Still coding texts by hand for social science text analysis? Use Doccano instead to speed up the process!

Sven van der Burg
Netherlands eScience Center
4 min readDec 21, 2021

--

By Sven van der Burg and Femke van Esch

Hand coding example
Example of manual text coding. This is a paragraph from a political speech in which the causal relation between different concepts is annotated.

Are you a social sciences or humanities researcher that depends on text coding similar to the picture above for your research? For example, for text classification (e.g. sentiment analysis), sequence labelling (e.g. named entity recognition) and sequence to sequence tasks (e.g. text summarization). Do you recognize yourself in any of the following statements? Read on!

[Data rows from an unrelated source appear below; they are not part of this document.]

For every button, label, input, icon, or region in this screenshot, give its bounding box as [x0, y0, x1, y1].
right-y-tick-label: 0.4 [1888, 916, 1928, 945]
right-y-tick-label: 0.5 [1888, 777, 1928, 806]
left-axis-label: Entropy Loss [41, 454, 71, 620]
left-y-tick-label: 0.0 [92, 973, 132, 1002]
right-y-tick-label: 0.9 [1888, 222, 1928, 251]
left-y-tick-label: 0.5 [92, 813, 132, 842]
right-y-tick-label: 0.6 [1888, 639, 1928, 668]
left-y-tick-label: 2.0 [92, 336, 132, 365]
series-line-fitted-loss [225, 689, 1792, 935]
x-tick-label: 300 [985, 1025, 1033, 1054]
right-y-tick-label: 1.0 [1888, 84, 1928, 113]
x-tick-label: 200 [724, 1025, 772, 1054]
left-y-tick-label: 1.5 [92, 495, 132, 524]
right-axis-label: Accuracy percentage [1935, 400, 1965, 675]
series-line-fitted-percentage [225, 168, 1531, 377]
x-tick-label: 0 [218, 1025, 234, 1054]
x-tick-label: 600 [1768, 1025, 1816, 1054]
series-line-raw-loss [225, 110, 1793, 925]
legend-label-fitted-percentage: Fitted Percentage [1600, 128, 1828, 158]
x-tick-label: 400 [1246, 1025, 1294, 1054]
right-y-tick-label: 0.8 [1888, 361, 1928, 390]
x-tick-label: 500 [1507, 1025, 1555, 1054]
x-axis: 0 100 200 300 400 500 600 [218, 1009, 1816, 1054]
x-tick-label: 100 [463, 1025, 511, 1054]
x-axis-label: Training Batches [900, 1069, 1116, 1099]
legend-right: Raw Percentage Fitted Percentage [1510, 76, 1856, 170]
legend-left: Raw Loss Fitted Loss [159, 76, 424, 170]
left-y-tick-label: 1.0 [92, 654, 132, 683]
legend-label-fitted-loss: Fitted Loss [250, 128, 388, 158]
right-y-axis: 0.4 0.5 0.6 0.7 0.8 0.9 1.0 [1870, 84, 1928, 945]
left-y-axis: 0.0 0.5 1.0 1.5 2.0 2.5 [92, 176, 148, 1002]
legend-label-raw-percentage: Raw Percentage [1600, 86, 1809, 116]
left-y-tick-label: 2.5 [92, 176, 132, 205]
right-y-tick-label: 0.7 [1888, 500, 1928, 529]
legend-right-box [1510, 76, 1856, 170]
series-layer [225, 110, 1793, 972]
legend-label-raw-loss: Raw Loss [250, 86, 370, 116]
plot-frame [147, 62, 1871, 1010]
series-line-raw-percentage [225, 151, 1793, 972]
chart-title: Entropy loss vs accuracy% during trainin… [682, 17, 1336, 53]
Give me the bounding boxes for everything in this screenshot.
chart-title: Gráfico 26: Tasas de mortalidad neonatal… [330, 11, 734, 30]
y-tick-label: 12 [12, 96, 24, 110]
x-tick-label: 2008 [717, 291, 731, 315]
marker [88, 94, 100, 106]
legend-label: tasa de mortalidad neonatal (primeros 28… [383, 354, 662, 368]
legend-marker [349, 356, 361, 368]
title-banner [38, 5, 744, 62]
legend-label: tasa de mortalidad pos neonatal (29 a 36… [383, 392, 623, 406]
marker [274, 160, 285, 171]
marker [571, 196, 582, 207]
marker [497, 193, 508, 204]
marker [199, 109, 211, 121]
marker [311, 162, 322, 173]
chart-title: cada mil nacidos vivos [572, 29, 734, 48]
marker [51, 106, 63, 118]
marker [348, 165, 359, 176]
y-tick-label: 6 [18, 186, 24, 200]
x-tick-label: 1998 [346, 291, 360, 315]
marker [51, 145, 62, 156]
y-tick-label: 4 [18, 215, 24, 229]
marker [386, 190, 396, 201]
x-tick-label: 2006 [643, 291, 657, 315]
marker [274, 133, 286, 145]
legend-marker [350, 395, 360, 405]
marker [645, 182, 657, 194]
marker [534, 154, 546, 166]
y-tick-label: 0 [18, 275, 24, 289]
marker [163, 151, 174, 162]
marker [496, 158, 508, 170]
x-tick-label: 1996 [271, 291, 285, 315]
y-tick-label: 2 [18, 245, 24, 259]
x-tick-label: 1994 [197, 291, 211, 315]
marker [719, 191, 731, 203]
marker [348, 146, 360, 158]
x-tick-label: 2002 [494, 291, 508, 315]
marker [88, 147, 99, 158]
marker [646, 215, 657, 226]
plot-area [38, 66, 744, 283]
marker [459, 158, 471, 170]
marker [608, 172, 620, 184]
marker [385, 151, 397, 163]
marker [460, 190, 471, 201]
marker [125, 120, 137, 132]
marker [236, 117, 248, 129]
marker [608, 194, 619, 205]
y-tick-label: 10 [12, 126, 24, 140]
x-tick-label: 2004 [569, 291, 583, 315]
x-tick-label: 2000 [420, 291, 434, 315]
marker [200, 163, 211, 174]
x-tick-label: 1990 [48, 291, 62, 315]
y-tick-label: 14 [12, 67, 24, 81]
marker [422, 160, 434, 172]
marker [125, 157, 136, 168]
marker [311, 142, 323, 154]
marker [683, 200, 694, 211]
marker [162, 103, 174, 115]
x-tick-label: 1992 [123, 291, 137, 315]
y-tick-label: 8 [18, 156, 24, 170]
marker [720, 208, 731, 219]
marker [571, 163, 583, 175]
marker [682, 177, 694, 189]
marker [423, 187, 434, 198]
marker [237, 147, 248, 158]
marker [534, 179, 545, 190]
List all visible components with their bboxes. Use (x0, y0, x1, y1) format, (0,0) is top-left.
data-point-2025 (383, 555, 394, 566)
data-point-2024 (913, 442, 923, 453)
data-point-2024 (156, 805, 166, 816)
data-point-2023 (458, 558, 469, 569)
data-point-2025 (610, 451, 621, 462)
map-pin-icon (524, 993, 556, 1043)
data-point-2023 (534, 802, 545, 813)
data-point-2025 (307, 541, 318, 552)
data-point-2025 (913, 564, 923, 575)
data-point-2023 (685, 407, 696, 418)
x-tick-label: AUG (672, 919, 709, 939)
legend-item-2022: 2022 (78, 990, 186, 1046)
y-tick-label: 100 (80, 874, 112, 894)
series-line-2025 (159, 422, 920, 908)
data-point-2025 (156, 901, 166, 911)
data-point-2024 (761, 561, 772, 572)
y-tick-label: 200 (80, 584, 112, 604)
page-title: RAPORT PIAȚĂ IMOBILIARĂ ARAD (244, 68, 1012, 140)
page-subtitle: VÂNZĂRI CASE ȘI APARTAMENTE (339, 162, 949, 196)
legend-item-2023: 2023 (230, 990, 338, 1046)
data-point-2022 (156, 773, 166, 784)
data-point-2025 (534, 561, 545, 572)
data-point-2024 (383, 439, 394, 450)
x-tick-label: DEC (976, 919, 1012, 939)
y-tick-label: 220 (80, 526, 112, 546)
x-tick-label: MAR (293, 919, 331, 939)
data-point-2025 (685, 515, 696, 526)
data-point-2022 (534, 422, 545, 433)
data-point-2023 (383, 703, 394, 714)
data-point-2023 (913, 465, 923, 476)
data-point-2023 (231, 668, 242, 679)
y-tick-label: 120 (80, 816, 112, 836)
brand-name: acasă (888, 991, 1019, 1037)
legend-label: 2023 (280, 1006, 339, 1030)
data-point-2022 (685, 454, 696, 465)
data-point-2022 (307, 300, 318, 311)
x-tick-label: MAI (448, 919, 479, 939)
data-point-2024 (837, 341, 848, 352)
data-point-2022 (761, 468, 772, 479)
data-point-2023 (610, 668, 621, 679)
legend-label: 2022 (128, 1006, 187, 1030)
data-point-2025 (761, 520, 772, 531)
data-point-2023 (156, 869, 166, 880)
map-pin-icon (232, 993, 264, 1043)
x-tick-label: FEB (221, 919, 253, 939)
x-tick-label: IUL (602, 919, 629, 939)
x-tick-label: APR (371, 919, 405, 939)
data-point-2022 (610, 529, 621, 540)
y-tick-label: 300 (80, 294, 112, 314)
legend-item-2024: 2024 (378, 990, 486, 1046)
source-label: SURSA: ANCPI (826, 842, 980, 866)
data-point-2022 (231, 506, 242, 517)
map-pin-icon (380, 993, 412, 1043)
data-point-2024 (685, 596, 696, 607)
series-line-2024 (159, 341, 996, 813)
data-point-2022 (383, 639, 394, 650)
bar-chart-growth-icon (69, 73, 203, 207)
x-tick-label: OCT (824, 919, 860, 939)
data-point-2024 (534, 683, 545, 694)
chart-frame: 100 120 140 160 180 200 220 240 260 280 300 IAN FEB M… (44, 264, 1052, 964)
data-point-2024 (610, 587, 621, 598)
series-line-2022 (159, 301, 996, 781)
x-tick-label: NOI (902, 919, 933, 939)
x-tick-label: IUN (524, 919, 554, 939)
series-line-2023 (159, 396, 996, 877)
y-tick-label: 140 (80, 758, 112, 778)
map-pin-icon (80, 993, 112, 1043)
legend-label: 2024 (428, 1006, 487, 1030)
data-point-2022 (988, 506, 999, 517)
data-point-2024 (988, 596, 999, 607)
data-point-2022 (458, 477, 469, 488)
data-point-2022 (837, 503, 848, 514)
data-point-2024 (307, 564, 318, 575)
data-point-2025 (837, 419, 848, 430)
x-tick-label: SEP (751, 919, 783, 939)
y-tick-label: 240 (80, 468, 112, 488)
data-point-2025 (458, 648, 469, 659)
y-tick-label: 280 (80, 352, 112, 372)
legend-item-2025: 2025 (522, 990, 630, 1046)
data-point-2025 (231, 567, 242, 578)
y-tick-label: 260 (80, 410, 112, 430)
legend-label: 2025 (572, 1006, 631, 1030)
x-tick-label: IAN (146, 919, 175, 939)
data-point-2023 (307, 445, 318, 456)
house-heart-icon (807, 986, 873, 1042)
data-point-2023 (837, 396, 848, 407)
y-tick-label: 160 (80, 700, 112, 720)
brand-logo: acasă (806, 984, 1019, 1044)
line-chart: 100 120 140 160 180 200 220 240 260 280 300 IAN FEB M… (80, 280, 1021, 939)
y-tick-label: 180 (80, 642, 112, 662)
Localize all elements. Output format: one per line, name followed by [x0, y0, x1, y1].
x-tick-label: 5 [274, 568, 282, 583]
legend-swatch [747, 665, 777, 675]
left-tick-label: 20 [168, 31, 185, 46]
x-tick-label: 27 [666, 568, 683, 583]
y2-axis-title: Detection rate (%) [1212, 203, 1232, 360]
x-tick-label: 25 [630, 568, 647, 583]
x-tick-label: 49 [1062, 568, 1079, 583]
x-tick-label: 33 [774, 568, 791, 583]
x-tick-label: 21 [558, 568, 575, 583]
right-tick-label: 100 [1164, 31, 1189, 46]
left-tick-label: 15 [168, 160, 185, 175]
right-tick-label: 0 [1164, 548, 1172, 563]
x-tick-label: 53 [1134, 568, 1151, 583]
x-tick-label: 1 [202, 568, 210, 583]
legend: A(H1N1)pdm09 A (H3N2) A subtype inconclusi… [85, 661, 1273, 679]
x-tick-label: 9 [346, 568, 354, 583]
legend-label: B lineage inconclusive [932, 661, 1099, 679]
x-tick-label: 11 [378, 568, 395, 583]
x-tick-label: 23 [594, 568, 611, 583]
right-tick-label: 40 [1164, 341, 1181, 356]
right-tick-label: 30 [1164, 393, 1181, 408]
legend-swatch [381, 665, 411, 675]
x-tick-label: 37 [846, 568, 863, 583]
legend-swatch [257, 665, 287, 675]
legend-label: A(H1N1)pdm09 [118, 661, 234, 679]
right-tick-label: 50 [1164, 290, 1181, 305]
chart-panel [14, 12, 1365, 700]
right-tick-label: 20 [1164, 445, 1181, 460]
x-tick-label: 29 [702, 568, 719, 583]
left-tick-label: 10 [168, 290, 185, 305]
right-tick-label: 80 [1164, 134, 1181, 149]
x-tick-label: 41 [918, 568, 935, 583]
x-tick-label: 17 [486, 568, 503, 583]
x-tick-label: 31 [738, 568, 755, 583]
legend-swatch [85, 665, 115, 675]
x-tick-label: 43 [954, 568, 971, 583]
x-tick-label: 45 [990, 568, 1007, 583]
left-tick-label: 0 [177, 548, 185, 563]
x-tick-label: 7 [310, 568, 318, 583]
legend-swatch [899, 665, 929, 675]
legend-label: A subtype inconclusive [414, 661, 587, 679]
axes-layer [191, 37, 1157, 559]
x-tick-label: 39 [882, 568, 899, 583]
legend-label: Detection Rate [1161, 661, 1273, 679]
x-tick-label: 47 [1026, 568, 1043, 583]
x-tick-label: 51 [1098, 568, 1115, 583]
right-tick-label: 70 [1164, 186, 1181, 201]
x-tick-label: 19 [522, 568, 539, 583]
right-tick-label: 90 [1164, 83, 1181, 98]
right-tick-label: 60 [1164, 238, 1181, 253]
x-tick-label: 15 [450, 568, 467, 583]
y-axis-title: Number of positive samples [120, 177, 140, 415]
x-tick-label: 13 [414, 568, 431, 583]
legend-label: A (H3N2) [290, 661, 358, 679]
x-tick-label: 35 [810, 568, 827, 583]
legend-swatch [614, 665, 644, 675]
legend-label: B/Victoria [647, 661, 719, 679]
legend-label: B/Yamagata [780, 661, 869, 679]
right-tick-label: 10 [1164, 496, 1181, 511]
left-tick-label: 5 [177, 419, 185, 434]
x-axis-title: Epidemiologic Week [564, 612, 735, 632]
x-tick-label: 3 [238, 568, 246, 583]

  • I need more data, but it is too time-consuming to do text annotation.
  • I used NVivo or Maxqda, but they are too complex or do not fit well with what I need in my project.
  • I tried using Excel or Access, but after the data is gathered, I spend hours cleaning up errors in the data entry.
  • I print out texts that I want to code. I highlight groups of words with differently coloured markers, representing two concepts that are causally linked to each other. I end up with a big pile of colourful sheets of paper. Then I type out these codings in, for instance, an Excel or Access file. Finally, I use this file to do my analysis on.

Doing manual coding has generated good results in the past. In fact, the hybrid coding pipeline described above produced very valuable data for the ‘Automated Cognitive Mapping’ project that we are carrying out together with researchers from Utrecht University. As a result of the collaboration between us technical people and the domain experts from Utrecht University, we started using Doccano which speeds up the coding process tremendously! Yay for interdisciplinary research!

Why is Doccano so elegant and how does it work?

A screenshot of the Doccano interface

Doccano is a simple online tool for text coding. Let’s introduce Doccano and its benefits:

  • Coder-centered: It is designed to make the coder’s life as easy as possible. You view one text at a time at the center of your screen. All you have to do is this: select a piece of text with your pointer, and click or hit a shortkey to add a label (for example: `concept 1’). When the complete text is coded, just click next. It’s as simple as that.
  • No more errors in data entry: As a data analyst, you don’t need to worry about how exactly a coder enters the data as you would, for example, when data is coded in an Excel sheet. Doccano enforces that any data entry results in nicely formatted data. You can download the data without any data entry errors.
  • Open-source: The programming code for Doccano is open for everyone to see and edit (under sensible restrictions, of course). This makes it free to use and easy to setup yourself in any scenario. In addition, if you want to add a new feature, you can always add it yourself or request it in the community. Yay for open-source software!
  • Collaborative coding: Doccano allows different coders to code the same text, which is very useful if you want to get reliable labels.

How does Doccano compare to NVivo or MAXQDA?

NVivo and Maxqda also allow you to select sections of documents, but they are only useful for thematic analysis using extensive coding trees. Both are paid packages, whereas Doccano is completely free and easier to work with. Doccano is easily combined with other analysis frameworks like SPSS, Excel, R, or Python, whereas NVivo and MAXQDA want you to do your complete analysis within their program.

How does Doccano compare to Amcat?

AmCAT also allows token-level and sentence-level coding (see their documentation). But it’s certainly not as coder-centered as Doccano. In addition, it is much more complex compared to Doccano’s simple interface.

Next steps

We hope that we’ve convinced you that using Doccano can be a simple improvement in text analysis pipelines. So, what’s next?

  • Try out the Doccano demo to get a feel for how it works.
  • Because of it’s open source nature, you have to run Doccano in a cloud environment yourself. Fortunately, you can do this without any technical knowledge. Just follow the first part of this excellent guide to setup Doccano on Heroku (ignore the prerequisites, you don’t need them). You will have your own free Doccano environment within 15 minutes.
  • Follow the further instructions in that guide to add a dataset and tags within Doccano to kickstart your first coding project! NB: Double check whether you are allowed to upload your data to Heroku, maybe there are privacy or security concerns. If there are concerns you could discuss installing Doccano on your institution’s own infrastructure.
  • You can download your coded data as .jsonl file. This file can be opened with notepad or transferred to .csv online. The coded sections in the Doccano output can easily be transformed back from ‘token position’ into text via the text function ‘mid’ in Excel if you are not familiar with programming.

--

--